The film lacks cinematic intimacy and variety, which detracts from both its artistic credibility and the audience’s sympathies for the institutionalized, despite intense method acting that was grueling for everyone, especially Sherihan… Gabr Al Khawater comes across as a collage of images without rhythm or soul, missing the distinctive touch of El Tayeb’s most compelling work.

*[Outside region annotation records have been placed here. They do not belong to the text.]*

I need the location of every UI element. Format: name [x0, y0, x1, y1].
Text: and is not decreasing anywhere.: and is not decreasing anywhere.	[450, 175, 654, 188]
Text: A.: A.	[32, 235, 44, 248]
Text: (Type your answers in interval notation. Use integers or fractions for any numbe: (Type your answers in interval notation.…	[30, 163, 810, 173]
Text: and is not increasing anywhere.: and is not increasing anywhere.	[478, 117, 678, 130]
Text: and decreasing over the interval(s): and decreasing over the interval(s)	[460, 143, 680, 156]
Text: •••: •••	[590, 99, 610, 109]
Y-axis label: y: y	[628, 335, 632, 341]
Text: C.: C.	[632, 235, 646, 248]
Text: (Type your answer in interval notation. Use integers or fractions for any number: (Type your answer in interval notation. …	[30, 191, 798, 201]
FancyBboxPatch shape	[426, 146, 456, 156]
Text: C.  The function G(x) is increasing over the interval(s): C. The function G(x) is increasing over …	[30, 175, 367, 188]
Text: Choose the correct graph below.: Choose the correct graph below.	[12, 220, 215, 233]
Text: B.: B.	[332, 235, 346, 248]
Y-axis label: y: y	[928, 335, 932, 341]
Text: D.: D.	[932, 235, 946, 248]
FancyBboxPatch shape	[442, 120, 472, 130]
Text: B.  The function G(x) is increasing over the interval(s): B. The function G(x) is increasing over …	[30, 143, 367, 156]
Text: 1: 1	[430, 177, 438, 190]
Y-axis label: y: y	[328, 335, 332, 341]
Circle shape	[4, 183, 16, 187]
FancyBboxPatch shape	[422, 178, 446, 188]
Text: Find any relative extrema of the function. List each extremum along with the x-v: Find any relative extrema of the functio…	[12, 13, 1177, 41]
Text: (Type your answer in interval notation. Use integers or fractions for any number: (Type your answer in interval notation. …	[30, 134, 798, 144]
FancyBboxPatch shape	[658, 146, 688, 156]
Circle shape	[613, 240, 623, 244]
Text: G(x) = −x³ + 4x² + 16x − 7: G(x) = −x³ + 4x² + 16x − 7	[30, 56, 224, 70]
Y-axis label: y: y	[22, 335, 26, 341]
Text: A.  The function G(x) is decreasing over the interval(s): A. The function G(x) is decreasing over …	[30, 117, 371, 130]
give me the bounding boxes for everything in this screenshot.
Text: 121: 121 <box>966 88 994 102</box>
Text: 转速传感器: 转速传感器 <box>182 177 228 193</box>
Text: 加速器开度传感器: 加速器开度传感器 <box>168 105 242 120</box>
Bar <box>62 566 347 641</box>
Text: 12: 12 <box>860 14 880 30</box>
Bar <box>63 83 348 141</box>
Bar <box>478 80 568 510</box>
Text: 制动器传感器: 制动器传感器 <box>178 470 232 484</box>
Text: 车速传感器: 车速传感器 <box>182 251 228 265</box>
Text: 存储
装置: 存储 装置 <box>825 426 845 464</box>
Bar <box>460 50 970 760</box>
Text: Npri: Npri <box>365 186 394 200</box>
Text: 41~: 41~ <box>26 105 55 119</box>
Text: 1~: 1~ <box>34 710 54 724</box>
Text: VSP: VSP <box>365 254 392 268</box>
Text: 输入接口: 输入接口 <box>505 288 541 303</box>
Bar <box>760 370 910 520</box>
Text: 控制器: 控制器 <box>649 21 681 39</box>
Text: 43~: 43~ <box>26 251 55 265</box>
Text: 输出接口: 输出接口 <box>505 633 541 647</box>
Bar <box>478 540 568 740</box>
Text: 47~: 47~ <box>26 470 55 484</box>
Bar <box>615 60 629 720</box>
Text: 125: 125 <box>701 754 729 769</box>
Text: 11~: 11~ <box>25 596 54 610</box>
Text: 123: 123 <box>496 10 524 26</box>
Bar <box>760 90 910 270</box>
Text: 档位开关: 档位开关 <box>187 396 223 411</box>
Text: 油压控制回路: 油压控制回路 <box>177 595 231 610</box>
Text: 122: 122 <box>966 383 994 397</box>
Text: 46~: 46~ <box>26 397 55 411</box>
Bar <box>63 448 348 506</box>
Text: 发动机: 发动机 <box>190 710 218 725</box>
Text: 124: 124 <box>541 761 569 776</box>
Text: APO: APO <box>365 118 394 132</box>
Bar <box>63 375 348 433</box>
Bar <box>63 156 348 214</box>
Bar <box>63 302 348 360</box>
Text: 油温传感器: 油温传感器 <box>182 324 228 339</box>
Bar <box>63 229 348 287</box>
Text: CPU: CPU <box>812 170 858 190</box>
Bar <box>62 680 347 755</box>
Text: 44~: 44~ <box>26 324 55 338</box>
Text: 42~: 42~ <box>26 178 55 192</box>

Mostafa Hamza wrote for Masrawy on June 23, 2021, that Sherihan decided to retire after the release of Gabr Al Khawater, which she corroborated in a television interview with Amira Abdel Azim on the talk show ليلتي (“My Night”). In this interview, Sherihan set the record straight on allegations such as those of meddling in Metwally's editing after El Tayeb's death. In her words:

I attended Metwally’s editing sessions to help him achieve El Tayeb’s vision, including musical and visual concepts he had shared with me in his last days. I was shocked to hear after the fact about my interfering with the editing and direction, something I have never done in my life.